What separates Source Code from other blockbusters is its layers. We learn about the urgency of this mission alongside Captain Stevens, but during his first few attempts we’re able to establish a real relationship between Stevens and Christina Warren (Monoghan), a woman he’s traveling with. On top of the mission and the relationship, there is also the question of who’s in charge of this mission, how it’s being operated, and what happened to Captain Stevens’ last memory when he was in Afghanistan. This film is packed with suspense and turns, and it does a magnificent job with its satisfying conclusion (even though it doesn’t entirely make sense).

So which movie is the winner? This is a tough choice for me to make because I love both films. The acting edge definitely goes to Captain Phillips with Tom Hanks and Barkhad Abdi, but in the director race I’ll have to say it’s pretty darn even. Sure, Greengrass got more acclaim, but the techniques that Duncan Jones used to balance multiple story-lines in a way that wasn’t confusing for the audience are just great. While Captain Phillips is based on this remarkable true story, I always have a soft spot for time bending, sci-fi plots.

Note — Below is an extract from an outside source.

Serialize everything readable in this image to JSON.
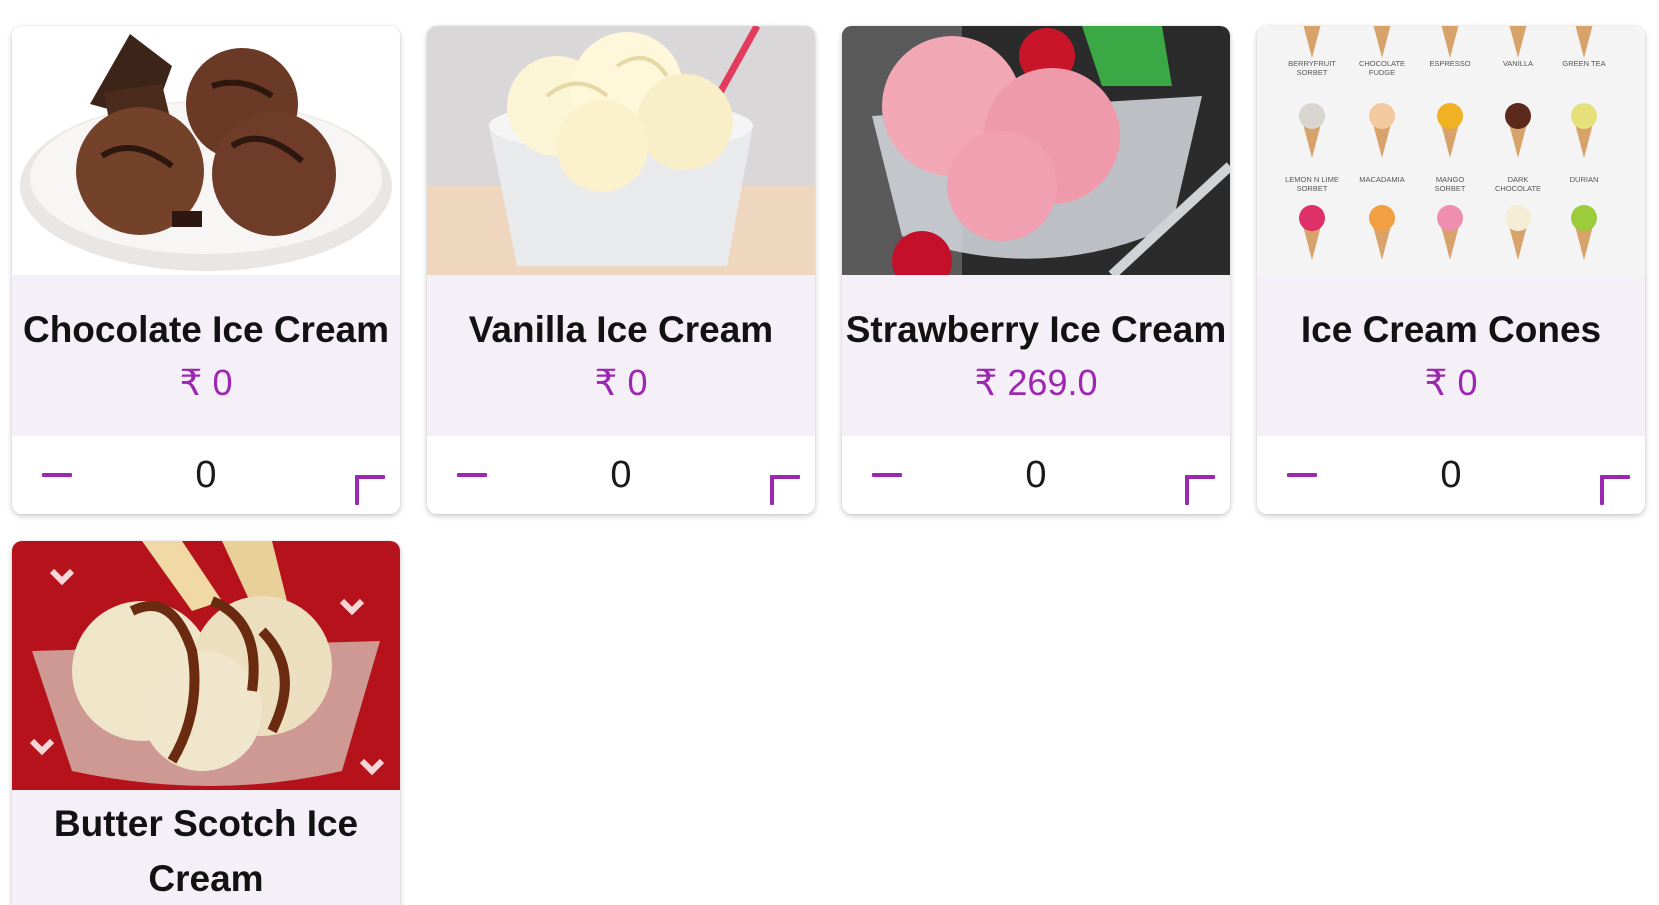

With a match-up this close, I can only make a decision by analyzing how each film made me feel at its conclusion. For Source Code, we really get invested between Captain Stevens and Christina Warren, so to have this alternate universe created where Stevens prevents the bomb from going off is very satisfying. And I loved the whole “What would you do if you knew you had less than one minute to live?” question throughout. In the end, not only does Stevens get the girl but he also saves the world. As pleasing as this conclusion is, Captain Phillips simply punches you right in the gut and then sends tears pouring out of your eyes. It all builds up to the point when the Navy SEALs take out the pirates and then Tom Hanks works his magic and gives a devastating reaction while being looked at by a doctor. It’s impossible not to feel for Captain Phillips and all the trauma he just went through. The film does a great job with such a powerful ending.

So that’s my pick. Captain Phillips by a tight margin. This is one case where I’d likely pick Source Code to watch more often, but the sheer weight of Captain Phillips gives it the edge.